As long as you stick to the paths and follow the signs, you are going to be safe. Avoid deviating from the route even if it seems like stepping only a few meters away will allow you a better point of view. There might be a risk of: getting too close to the edge of a rock; avalanche risk area; or fall into a tree well, also known as a spruce trap/hole, (a space around a tree under its branches that does not get the same amount of snow as the surrounding open space). 

If you are not sure where to go, book a guided excursion and enjoy it’s endless benefits. The snowshoeing guide will provide you a transport to the start of the route, along with the snowshoes and poles. A guide knows the area very well and will match the route to the weather conditions, where it’s better to go when it’s sunny or snowy. He/she will possibly take you to the special quieter and wilder places, with fresh snow and better views. The guide will make the snowshoe excursion even more exciting while telling you lots of stories about the local wintery nature, flora & fauna, which is very different from the rest of the year. 

If you want to add some extra flavour to your snowshoe experience, ask the guide to take you to a mountain refuge hut restaurant, the best one of course! There is nothing compared to enjoying a good local wine and cheese fondue in a cosy Alpine atmosphere while it’s snowing outside. 

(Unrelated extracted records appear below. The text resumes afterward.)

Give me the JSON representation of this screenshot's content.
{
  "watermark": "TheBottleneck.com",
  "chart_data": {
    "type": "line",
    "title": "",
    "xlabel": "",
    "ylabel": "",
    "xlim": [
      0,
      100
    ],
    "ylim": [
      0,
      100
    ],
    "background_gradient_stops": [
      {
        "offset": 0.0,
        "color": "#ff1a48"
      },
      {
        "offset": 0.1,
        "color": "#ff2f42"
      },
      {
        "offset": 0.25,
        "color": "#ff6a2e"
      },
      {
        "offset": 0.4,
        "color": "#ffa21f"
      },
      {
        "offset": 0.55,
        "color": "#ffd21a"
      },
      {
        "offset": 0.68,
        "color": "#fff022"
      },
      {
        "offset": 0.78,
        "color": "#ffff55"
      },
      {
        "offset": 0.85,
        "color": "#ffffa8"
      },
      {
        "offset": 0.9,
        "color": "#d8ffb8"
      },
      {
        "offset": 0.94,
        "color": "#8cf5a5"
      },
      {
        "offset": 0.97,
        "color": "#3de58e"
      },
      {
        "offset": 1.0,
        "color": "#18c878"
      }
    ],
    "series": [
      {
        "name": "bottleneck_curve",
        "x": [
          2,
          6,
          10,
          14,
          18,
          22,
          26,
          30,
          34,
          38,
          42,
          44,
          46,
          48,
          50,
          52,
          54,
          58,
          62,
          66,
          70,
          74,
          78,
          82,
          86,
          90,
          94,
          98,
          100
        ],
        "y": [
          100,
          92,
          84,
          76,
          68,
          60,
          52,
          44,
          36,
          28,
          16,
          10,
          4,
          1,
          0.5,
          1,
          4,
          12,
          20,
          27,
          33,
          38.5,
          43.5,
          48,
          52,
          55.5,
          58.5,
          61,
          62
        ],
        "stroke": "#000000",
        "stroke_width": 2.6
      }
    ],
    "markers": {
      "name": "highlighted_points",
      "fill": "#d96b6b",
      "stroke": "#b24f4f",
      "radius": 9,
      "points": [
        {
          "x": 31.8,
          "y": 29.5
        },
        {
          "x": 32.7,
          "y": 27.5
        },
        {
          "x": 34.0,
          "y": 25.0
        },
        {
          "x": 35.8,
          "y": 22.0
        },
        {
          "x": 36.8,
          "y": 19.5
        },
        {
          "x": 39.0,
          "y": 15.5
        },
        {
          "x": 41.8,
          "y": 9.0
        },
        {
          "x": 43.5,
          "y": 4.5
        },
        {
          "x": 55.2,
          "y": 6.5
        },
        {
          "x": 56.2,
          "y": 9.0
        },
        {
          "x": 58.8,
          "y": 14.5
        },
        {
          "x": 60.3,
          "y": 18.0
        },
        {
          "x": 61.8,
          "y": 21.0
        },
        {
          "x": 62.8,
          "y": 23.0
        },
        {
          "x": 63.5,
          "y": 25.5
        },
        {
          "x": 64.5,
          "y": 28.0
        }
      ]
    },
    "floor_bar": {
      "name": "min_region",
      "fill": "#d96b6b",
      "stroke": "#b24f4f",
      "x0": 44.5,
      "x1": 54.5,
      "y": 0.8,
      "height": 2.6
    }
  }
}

And the last and the most important thing about a snowshoe guide is that he/she is living in the area because his/her love to the place! He/she has got a special sensitivity to nature, and might open your eyes on things you had no idea are there, bring you a different perspective, and inspire you to go and explore more and more.

Why combining Snowshoeing and Yoga?

When we first time met Agnieszka in 2018 on a Yoga and Snowshoeing Retreat in Samoens, French Alps, we really liked the way these two activities link together to compliment each other. 

In a physical aspect, a short 15-20 minute Yoga can be a good warm up for your body before the snowshoeing and prepare it for a safe and successful journey on the trails and avoid injury. It raises your body temperature, loosens your muscles and warms up your joints to get you ready to walk.

Of course, Yin & Restorative Yoga can also be a great post snowshoeing hike exercise: it can help you stretch out the tight muscles in the legs, and over-worked areas of your body at the end of the day of hiking, and allow you to start the next day with less muscle soreness.

When it comes to the similarity of Yoga and Snowshoeing, both these activities allow you to connect to yourself. When you walk you focus on your breathing, on your steps. It can be surprising to discover this connection with the nature around you, but also with yourself, with all your senses: the sounds you hear, the smells, the sensation of the steps, or the feel of the tree bark, maybe some taste and of course, the objects you see: the tree, the shape, the view! These all keep you here at the present moment, a harmonious moment.

Snowshoeing is fun!

And don’t forget, Snowshoeing is all about having joy and fun on a winter day! You might find yourself sliding like a kid, playing in fresh snow, building a snowman and simply sharing this magical moment with the nice people around you.

If you’d like to try out snowshoeing, come to the French Alps, Haute Savoie region, which is only 75 minutes drive away from Geneva International Airport.